The National Safety Council reports that in simulated driving tests, drivers who were asked to carry on a cell phone conversation were so distracted that they were unaware of some traffic signals.
The study compared phone conversations to other related activities such as listening to audio books and news radio, stating that these types of activities are less emotionally engaging, hence safer to do while driving. The more emotionally engaged the subject, the study found, the less attentive he or she was to safety signals.
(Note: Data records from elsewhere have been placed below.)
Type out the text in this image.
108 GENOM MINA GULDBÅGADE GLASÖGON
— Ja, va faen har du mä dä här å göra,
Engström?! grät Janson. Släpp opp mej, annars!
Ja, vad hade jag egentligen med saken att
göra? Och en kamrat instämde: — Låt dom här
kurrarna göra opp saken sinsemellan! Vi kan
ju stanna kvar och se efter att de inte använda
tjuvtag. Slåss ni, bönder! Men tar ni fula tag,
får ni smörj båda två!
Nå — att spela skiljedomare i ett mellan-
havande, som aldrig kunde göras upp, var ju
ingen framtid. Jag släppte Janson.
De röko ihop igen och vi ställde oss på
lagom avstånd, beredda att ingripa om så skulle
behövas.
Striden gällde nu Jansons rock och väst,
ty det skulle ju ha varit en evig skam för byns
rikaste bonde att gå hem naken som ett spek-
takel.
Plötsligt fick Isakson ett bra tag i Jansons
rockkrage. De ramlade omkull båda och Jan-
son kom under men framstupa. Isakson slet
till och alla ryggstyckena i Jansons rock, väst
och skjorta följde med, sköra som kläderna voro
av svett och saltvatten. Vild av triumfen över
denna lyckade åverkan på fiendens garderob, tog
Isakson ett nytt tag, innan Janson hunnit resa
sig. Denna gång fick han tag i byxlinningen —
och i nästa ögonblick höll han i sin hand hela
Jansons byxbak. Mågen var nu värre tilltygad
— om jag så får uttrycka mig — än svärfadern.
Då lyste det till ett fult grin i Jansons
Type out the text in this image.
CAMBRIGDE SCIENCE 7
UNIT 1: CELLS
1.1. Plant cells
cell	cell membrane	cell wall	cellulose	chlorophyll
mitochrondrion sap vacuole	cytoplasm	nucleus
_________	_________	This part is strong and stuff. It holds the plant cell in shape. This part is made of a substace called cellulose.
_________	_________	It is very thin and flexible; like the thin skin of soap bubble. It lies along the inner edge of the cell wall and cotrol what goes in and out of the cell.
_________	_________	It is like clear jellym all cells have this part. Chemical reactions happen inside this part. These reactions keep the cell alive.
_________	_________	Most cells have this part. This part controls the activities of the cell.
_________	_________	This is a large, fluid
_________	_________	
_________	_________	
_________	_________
Digging a little deeper, the results were unaffected by whether the subject manually held the phone or if the mechanism was hands free. This means that even if you’re following the law by using a hands-free device, you may still find yourself in a situation where you’re unable to react quickly enough to a dangerous situation.
How Adults Can Help
As with many major issues, addressing distracted driving starts at home. Parents can make a major impact on the driving habits of their children, especially if they have teenagers with little experience on the road.
This can start by simply leading by example. Your children are watching your every move — even when it comes to driving. Are you constantly distracted by incoming phone calls, text messages or emails? Do you occasionally break the law by sending a text message or answering your phone while driving?
These behaviors might seem minor to you, but you’re setting a pattern of behavior that could be followed by your children. You can lead by example by ignoring incoming phone alerts. Tell your children that you just received a text, but you’re waiting until you reach your destination to check and reply to it.
Talk About the Issue
When you see a story in the news covering the topic of a teenager’s death due to distracted driving, don’t change the channel. Call in your children to talk about what happened. How could the accident have been avoided? What actions might the victim have been able to take to keep safer on the road?
Honest dialogue about what kind of damage distracted driving can cause is the first step to stemming the behavior. Who knows, the next time your children think about checking their texts while driving, they may just remember your words of wisdom and choose to wait until they safely reach their destination.
Teach Defensive Driving
Not every victim of an accident caused by distracted driving is the one actually answering a phone call or sending a text. That’s why it’s important to teach your children to be heads-up drivers.
Watch for oncoming traffic at all times, especially at intersections or on hilly, rural roads. Teach your young drivers to trust only themselves on the road and to be ready for others who may not be paying attention.